Kewajiban 15 Pemasok dan Ancaman Suspend Dalam aturan terbaru yang mengacu pada Pasal 38 ayat 1 Perpres 115/2025, BGN menetapkan standar minimal keterlibatan pelaku usaha lokal.

Setiap SPPG kini diwajibkan menjalin kerja sama dengan minimal 15 pemasok bahan baku pangan.

Langkah ini diambil setelah adanya temuan di lapangan bahwa beberapa SPPG masih dikuasai oleh segelintir mitra yang mengatur seluruh pasokan bahan baku secara monopoli.

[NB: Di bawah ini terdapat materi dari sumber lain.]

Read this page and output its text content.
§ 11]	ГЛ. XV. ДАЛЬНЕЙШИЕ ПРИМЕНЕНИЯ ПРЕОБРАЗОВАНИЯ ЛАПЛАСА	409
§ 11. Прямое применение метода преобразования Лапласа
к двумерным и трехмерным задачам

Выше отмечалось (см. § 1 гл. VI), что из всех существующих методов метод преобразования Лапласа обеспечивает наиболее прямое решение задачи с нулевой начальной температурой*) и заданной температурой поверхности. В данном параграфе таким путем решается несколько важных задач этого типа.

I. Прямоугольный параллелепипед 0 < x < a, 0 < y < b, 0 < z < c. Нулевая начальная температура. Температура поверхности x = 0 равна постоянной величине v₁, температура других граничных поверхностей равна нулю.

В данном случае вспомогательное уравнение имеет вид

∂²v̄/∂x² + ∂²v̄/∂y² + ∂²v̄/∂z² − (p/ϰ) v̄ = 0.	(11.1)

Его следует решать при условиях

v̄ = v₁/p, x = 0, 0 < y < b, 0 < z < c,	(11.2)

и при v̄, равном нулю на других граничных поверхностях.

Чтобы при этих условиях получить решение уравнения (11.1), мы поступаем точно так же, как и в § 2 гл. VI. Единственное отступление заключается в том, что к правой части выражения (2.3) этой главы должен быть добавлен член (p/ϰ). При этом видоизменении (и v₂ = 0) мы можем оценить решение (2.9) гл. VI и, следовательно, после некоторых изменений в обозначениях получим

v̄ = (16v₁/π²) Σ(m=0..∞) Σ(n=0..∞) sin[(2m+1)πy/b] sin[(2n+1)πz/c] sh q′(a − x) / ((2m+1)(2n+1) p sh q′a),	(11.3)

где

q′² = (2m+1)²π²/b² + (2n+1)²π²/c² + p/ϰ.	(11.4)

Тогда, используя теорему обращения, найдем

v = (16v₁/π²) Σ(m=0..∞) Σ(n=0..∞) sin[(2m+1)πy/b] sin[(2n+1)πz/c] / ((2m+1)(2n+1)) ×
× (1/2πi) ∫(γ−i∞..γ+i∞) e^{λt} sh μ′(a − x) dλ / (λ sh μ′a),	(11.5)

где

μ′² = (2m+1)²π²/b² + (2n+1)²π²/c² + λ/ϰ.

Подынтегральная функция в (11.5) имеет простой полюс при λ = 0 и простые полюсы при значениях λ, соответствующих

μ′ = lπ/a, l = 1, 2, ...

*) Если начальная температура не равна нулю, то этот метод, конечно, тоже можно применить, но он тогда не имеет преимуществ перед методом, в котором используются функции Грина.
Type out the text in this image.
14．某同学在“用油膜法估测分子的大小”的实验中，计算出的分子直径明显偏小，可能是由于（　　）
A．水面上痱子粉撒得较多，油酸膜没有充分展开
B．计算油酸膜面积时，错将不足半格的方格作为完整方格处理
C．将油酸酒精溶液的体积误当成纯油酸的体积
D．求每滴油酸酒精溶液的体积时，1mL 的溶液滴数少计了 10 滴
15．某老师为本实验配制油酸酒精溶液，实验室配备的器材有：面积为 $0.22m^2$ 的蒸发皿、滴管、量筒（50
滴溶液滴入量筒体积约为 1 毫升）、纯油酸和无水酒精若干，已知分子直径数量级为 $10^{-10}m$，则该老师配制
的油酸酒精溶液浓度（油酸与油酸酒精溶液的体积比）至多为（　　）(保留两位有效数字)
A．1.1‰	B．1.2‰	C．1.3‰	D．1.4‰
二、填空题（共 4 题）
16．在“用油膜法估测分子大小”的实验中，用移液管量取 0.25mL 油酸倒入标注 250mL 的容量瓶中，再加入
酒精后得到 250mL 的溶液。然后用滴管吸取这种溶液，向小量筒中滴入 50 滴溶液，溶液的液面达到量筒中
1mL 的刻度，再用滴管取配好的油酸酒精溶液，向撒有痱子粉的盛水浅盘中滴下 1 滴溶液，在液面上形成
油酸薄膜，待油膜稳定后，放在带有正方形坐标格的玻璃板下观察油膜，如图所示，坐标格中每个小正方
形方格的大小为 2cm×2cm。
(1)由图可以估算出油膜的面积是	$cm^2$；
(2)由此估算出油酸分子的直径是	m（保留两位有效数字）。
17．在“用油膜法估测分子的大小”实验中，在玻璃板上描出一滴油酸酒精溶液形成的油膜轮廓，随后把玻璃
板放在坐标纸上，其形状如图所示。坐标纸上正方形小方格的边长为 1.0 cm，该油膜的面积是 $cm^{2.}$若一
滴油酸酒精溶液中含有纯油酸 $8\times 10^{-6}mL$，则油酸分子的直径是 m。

Kondisi ini dinilai menghambat perputaran uang di masyarakat sekitar dapur MBG.

“Kalau ada yang masih mendominasi dan hanya punya satu sampai tiga mitra, akan saya suspend,” tegas Nanik yang juga menjabat sebagai Wakil Kepala BGN bidang Komunikasi Publik dan Investigasi.

Audit Menyeluruh dalam Sepekan Menindaklanjuti laporan adanya praktik monopoli tersebut, Nanik langsung memerintahkan Koordinator Wilayah Surabaya dan Sidoarjo untuk melakukan sidak ke seluruh SPPG.

BGN menargetkan laporan lengkap mengenai jumlah pemasok di setiap titik sudah terkumpul dalam waktu satu minggu ke depan.

Kedeputian Pemantauan dan Pengawasan (Tauwas) BGN juga telah disiagakan untuk menindak tegas Mitra SPPG yang terbukti melanggar aturan ini.

Dengan kebijakan ini, program MBG diharapkan tidak hanya melahirkan generasi yang sehat secara nutrisi, tetapi juga mampu menghidupkan ekosistem ekonomi desa melalui peran Koperasi Unit Desa (KUD), BUMDesa, dan pelaku usaha mikro.